Memory is the only friend,
That grief can call its own.
The O’Brien family had already suffered their fair share of tragedy by the time of Samuel’s death. His young cousin, Paul Ludlow, who also lived in the same Bride Street tenement building as the O’Brien family had died in February of 1924 of the pulmonary infection aged just 17. He was obviously particularly close to Samuel and Bridget O’Brien who continued placing notices in newspapers mourning their nephew years after his death.
Further tragedy struck the family in later years, when, just after 10 o’clock of the morning of the 1st June, 1941, their home in 46 Bride Street collapsed with many of the O’Brien family still in their top floor flat at the house. Samuel O’Brien senior, by then 72 years of age and pensioned off from his job with Guinnesses was killed in the collapse by falling masonary. His wife Bridget and daughters Georgina and Elizabeth were also injured, and of the three only Elizabeth was well enough to attend her father’s funeral three days later.
Also killed in the house collapse were Bridget Lynskey and her six month old son Noel. Bridget’s husband Francis had applied several times to the Corporation for a new home, and in a cruel twist of fate the Lynskey family had just received keys to a new Corporation house on Cooley Road in Crumlin and were due to move there in the coming days.
The story of the tenement collapse on Bride Street is perhaps less well remembered than similar events which occured on Church Street in 1913 or on Bolton Street and Fenian Street in 1963. Perhaps because the Bride Street collapse happened just a day after the bombing of the North Strand by the Luftwaffe which may have overshadowed events and dominated popular memory. Indeed the bombing of the North Strand and the impact of the Nazi bombs was cited as one possible cause for the collapse of the more than 100 year old buildings on Bride Street. Neighbouring buildings at 45 and 47 Bride Street were torn down by Dublin Corporation with many of the displaced residents moved to recently developed houses in Crumlin.
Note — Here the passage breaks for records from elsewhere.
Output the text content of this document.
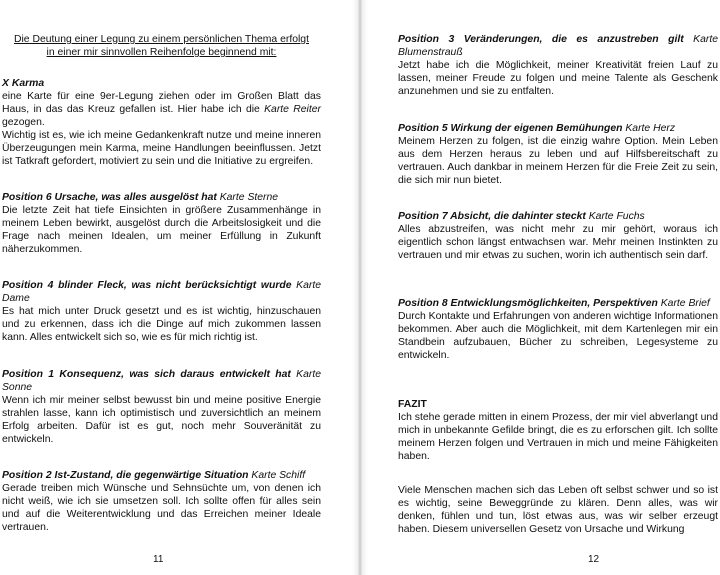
Die Deutung einer Legung zu einem persönlichen Thema erfolgt

in einer mir sinnvollen Reihenfolge beginnend mit:

X Karma

eine Karte für eine 9er-Legung ziehen oder im Großen Blatt das Haus, in das das Kreuz gefallen ist. Hier habe ich die Karte Reiter gezogen.

Wichtig ist es, wie ich meine Gedankenkraft nutze und meine inneren Überzeugungen mein Karma, meine Handlungen beeinflussen. Jetzt ist Tatkraft gefordert, motiviert zu sein und die Initiative zu ergreifen.

Position 6 Ursache, was alles ausgelöst hat Karte Sterne

Die letzte Zeit hat tiefe Einsichten in größere Zusammenhänge in meinem Leben bewirkt, ausgelöst durch die Arbeitslosigkeit und die Frage nach meinen Idealen, um meiner Erfüllung in Zukunft näherzukommen.

Position 4 blinder Fleck, was nicht berücksichtigt wurde Karte Dame

Es hat mich unter Druck gesetzt und es ist wichtig, hinzuschauen und zu erkennen, dass ich die Dinge auf mich zukommen lassen kann. Alles entwickelt sich so, wie es für mich richtig ist.

Position 1 Konsequenz, was sich daraus entwickelt hat Karte Sonne

Wenn ich mir meiner selbst bewusst bin und meine positive Energie strahlen lasse, kann ich optimistisch und zuversichtlich an meinem Erfolg arbeiten. Dafür ist es gut, noch mehr Souveränität zu entwickeln.

Position 2 Ist-Zustand, die gegenwärtige Situation Karte Schiff

Gerade treiben mich Wünsche und Sehnsüchte um, von denen ich nicht weiß, wie ich sie umsetzen soll. Ich sollte offen für alles sein und auf die Weiterentwicklung und das Erreichen meiner Ideale vertrauen.

11

Position 3 Veränderungen, die es anzustreben gilt Karte Blumenstrauß

Jetzt habe ich die Möglichkeit, meiner Kreativität freien Lauf zu lassen, meiner Freude zu folgen und meine Talente als Geschenk anzunehmen und sie zu entfalten.

Position 5 Wirkung der eigenen Bemühungen Karte Herz

Meinem Herzen zu folgen, ist die einzig wahre Option. Mein Leben aus dem Herzen heraus zu leben und auf Hilfsbereitschaft zu vertrauen. Auch dankbar in meinem Herzen für die Freie Zeit zu sein, die sich mir nun bietet.

Position 7 Absicht, die dahinter steckt Karte Fuchs

Alles abzustreifen, was nicht mehr zu mir gehört, woraus ich eigentlich schon längst entwachsen war. Mehr meinen Instinkten zu vertrauen und mir etwas zu suchen, worin ich authentisch sein darf.

Position 8 Entwicklungsmöglichkeiten, Perspektiven Karte Brief

Durch Kontakte und Erfahrungen von anderen wichtige Informationen bekommen. Aber auch die Möglichkeit, mit dem Kartenlegen mir ein Standbein aufzubauen, Bücher zu schreiben, Legesysteme zu entwickeln.

FAZIT

Ich stehe gerade mitten in einem Prozess, der mir viel abverlangt und mich in unbekannte Gefilde bringt, die es zu erforschen gilt. Ich sollte meinem Herzen folgen und Vertrauen in mich und meine Fähigkeiten haben.

Viele Menschen machen sich das Leben oft selbst schwer und so ist es wichtig, seine Beweggründe zu klären. Denn alles, was wir denken, fühlen und tun, löst etwas aus, was wir selber erzeugt haben. Diesem universellen Gesetz von Ursache und Wirkung

12
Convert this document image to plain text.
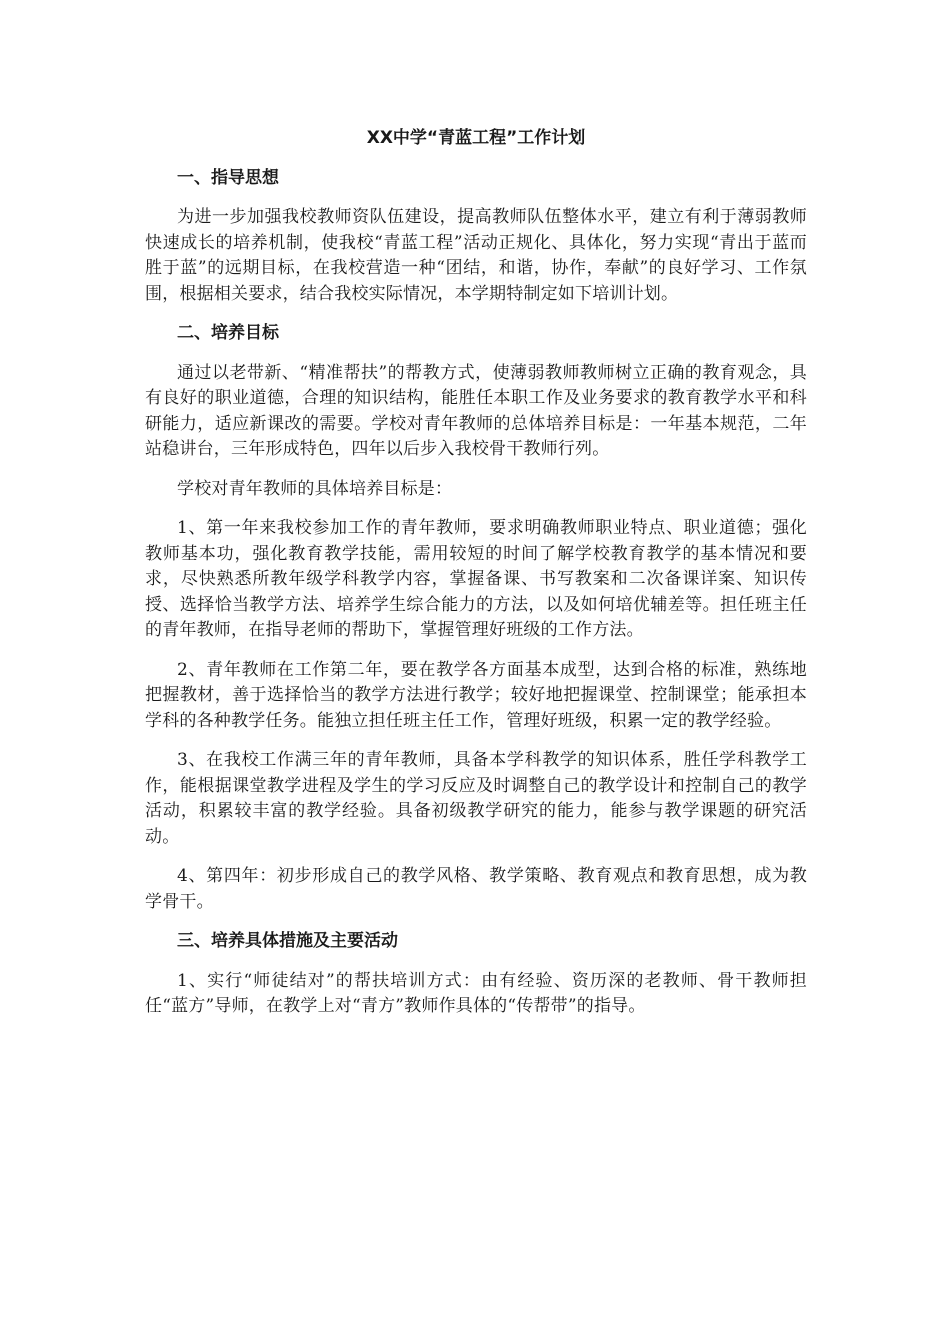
XX中学“青蓝工程”工作计划
一、指导思想

为进一步加强我校教师资队伍建设，提高教师队伍整体水平，建立有利于薄弱教师快速成长的培养机制，使我校“青蓝工程”活动正规化、具体化，努力实现“青出于蓝而胜于蓝”的远期目标，在我校营造一种“团结，和谐，协作，奉献”的良好学习、工作氛围，根据相关要求，结合我校实际情况，本学期特制定如下培训计划。

二、培养目标

通过以老带新、“精准帮扶”的帮教方式，使薄弱教师教师树立正确的教育观念，具有良好的职业道德，合理的知识结构，能胜任本职工作及业务要求的教育教学水平和科研能力，适应新课改的需要。学校对青年教师的总体培养目标是：一年基本规范，二年站稳讲台，三年形成特色，四年以后步入我校骨干教师行列。

学校对青年教师的具体培养目标是：

1、第一年来我校参加工作的青年教师，要求明确教师职业特点、职业道德；强化教师基本功，强化教育教学技能，需用较短的时间了解学校教育教学的基本情况和要求，尽快熟悉所教年级学科教学内容，掌握备课、书写教案和二次备课详案、知识传授、选择恰当教学方法、培养学生综合能力的方法，以及如何培优辅差等。担任班主任的青年教师，在指导老师的帮助下，掌握管理好班级的工作方法。

2、青年教师在工作第二年，要在教学各方面基本成型，达到合格的标准，熟练地把握教材，善于选择恰当的教学方法进行教学；较好地把握课堂、控制课堂；能承担本学科的各种教学任务。能独立担任班主任工作，管理好班级，积累一定的教学经验。

3、在我校工作满三年的青年教师，具备本学科教学的知识体系，胜任学科教学工作，能根据课堂教学进程及学生的学习反应及时调整自己的教学设计和控制自己的教学活动，积累较丰富的教学经验。具备初级教学研究的能力，能参与教学课题的研究活动。

4、第四年：初步形成自己的教学风格、教学策略、教育观点和教育思想，成为教学骨干。

三、培养具体措施及主要活动

1、实行“师徒结对”的帮扶培训方式：由有经验、资历深的老教师、骨干教师担任“蓝方”导师，在教学上对“青方”教师作具体的“传帮带”的指导。
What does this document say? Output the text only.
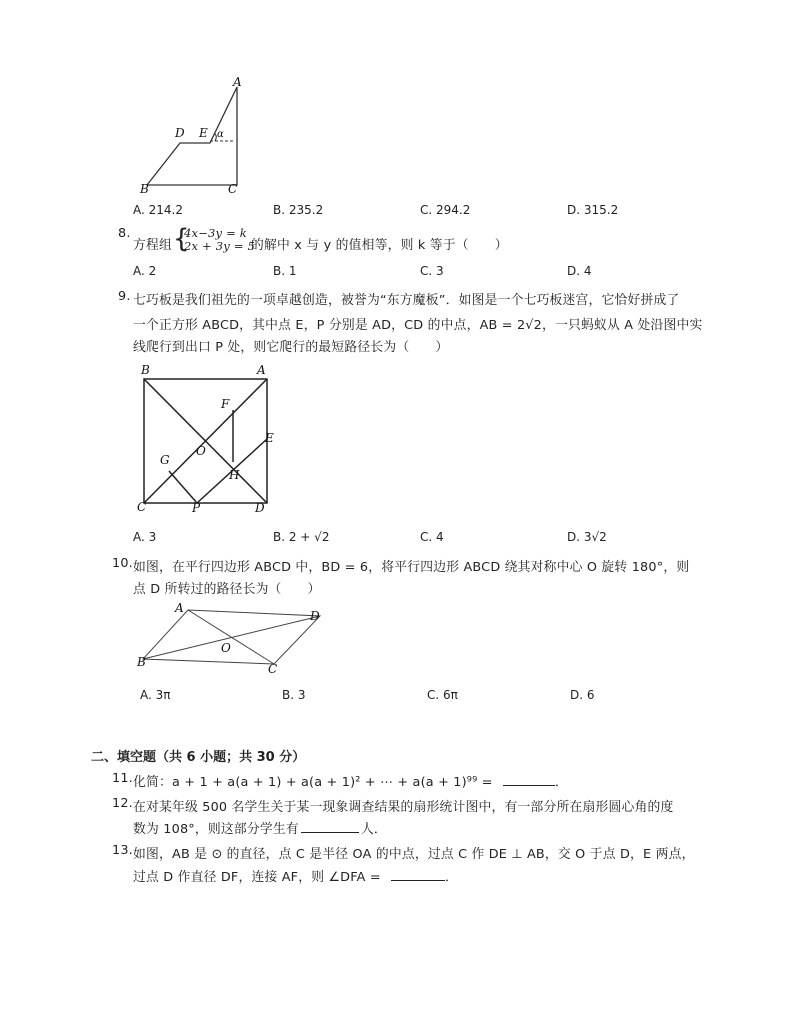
A
D E α
B	C
A. 214.2	B. 235.2	C. 294.2	D. 315.2
8.
方程组 {
4x−3y = k
2x + 3y = 5
的解中 x 与 y 的值相等，则 k 等于（　　）
A. 2	B. 1	C. 3	D. 4
9. 七巧板是我们祖先的一项卓越创造，被誉为“东方魔板”．如图是一个七巧板迷宫，它恰好拼成了
一个正方形 ABCD，其中点 E，P 分别是 AD，CD 的中点，AB = 2√2，一只蚂蚁从 A 处沿图中实
线爬行到出口 P 处，则它爬行的最短路径长为（　　）
B	A
F
E
O
G
H
C	P	D
A. 3	B. 2 + √2	C. 4	D. 3√2
10. 如图，在平行四边形 ABCD 中，BD = 6，将平行四边形 ABCD 绕其对称中心 O 旋转 180°，则
点 D 所转过的路径长为（　　）
A
D
O
B	C
A. 3π	B. 3	C. 6π	D. 6
二、填空题（共 6 小题；共 30 分）
11. 化简：a + 1 + a(a + 1) + a(a + 1)² + ⋯ + a(a + 1)⁹⁹ =	．
12. 在对某年级 500 名学生关于某一现象调查结果的扇形统计图中，有一部分所在扇形圆心角的度
数为 108°，则这部分学生有	人．
13. 如图，AB 是 ⊙ 的直径，点 C 是半径 OA 的中点，过点 C 作 DE ⊥ AB，交 O 于点 D，E 两点，
过点 D 作直径 DF，连接 AF，则 ∠DFA =	．
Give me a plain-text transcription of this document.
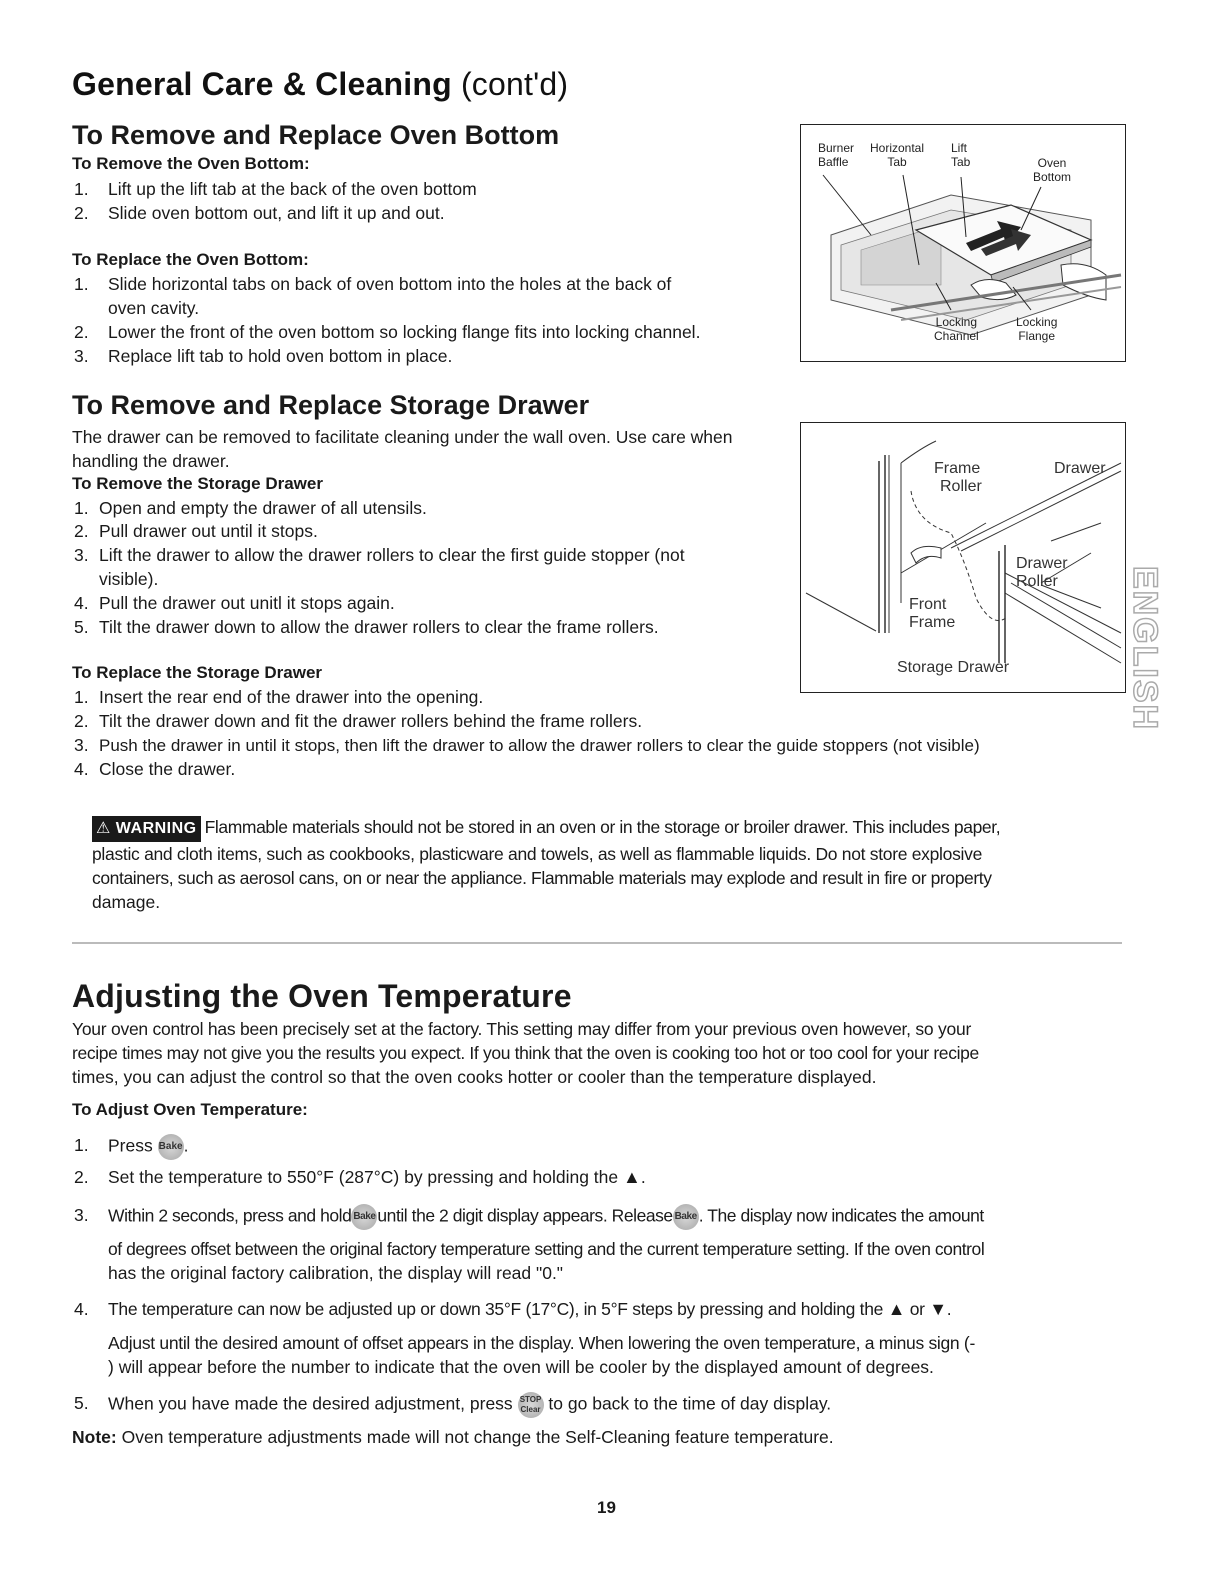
General Care & Cleaning (cont'd)
To Remove and Replace Oven Bottom
To Remove the Oven Bottom:
1. Lift up the lift tab at the back of the oven bottom
2. Slide oven bottom out, and lift it up and out.
To Replace the Oven Bottom:
1. Slide horizontal tabs on back of oven bottom into the holes at the back of
oven cavity.
2. Lower the front of the oven bottom so locking flange fits into locking channel.
3. Replace lift tab to hold oven bottom in place.
Burner
Baffle
Horizontal
Tab
Lift
Tab	Oven
Bottom
Locking
Channel
Locking
Flange
To Remove and Replace Storage Drawer
The drawer can be removed to facilitate cleaning under the wall oven. Use care when
handling the drawer.
To Remove the Storage Drawer
1. Open and empty the drawer of all utensils.
2. Pull drawer out until it stops.
3. Lift the drawer to allow the drawer rollers to clear the first guide stopper (not
visible).
4. Pull the drawer out unitl it stops again.
5. Tilt the drawer down to allow the drawer rollers to clear the frame rollers.
To Replace the Storage Drawer
1. Insert the rear end of the drawer into the opening.
2. Tilt the drawer down and fit the drawer rollers behind the frame rollers.
3. Push the drawer in until it stops, then lift the drawer to allow the drawer rollers to clear the guide stoppers (not visible)
4. Close the drawer.
Frame
Roller
Drawer
Drawer
Roller
Front
Frame
Storage Drawer	ENGLISH
⚠ WARNING Flammable materials should not be stored in an oven or in the storage or broiler drawer. This includes paper,
plastic and cloth items, such as cookbooks, plasticware and towels, as well as flammable liquids. Do not store explosive
containers, such as aerosol cans, on or near the appliance. Flammable materials may explode and result in fire or property
damage.
Adjusting the Oven Temperature
Your oven control has been precisely set at the factory. This setting may differ from your previous oven however, so your
recipe times may not give you the results you expect. If you think that the oven is cooking too hot or too cool for your recipe
times, you can adjust the control so that the oven cooks hotter or cooler than the temperature displayed.
To Adjust Oven Temperature:
1. Press Bake.
2. Set the temperature to 550°F (287°C) by pressing and holding the ▲.
3. Within 2 seconds, press and hold Bake until the 2 digit display appears. Release Bake . The display now indicates the amount
of degrees offset between the original factory temperature setting and the current temperature setting. If the oven control
has the original factory calibration, the display will read "0."
4. The temperature can now be adjusted up or down 35°F (17°C), in 5°F steps by pressing and holding the ▲ or ▼.
Adjust until the desired amount of offset appears in the display. When lowering the oven temperature, a minus sign (-
) will appear before the number to indicate that the oven will be cooler by the displayed amount of degrees.
5. When you have made the desired adjustment, press STOP
Clear to go back to the time of day display.
Note: Oven temperature adjustments made will not change the Self-Cleaning feature temperature.
19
An inquest extended sympathy to the relatives of the deceased and agreed that vibrations from the North Strand bombing coupled with the age of the house were the likely causes of the collapse, they found the landlords, the Boland family, not to have been at fault. The site of the collapsed tenement is now occupied by the National Archives building.
Almost 17 years apart Samuel O’Brien, father and son met their end in violent and unexpected circumstances, and cruel chance. One wonders if the O’Brien family having suffered so much felt they had experienced justice for their losses.
Tim Carey’s excellent book “Dublin since 1922” mentions both the Carrigan report and the Bride Street tenement collapse and is well worth a read. Michael Kielty was helpful as always in finding out details relating to Glenmore and Middleton football clubs.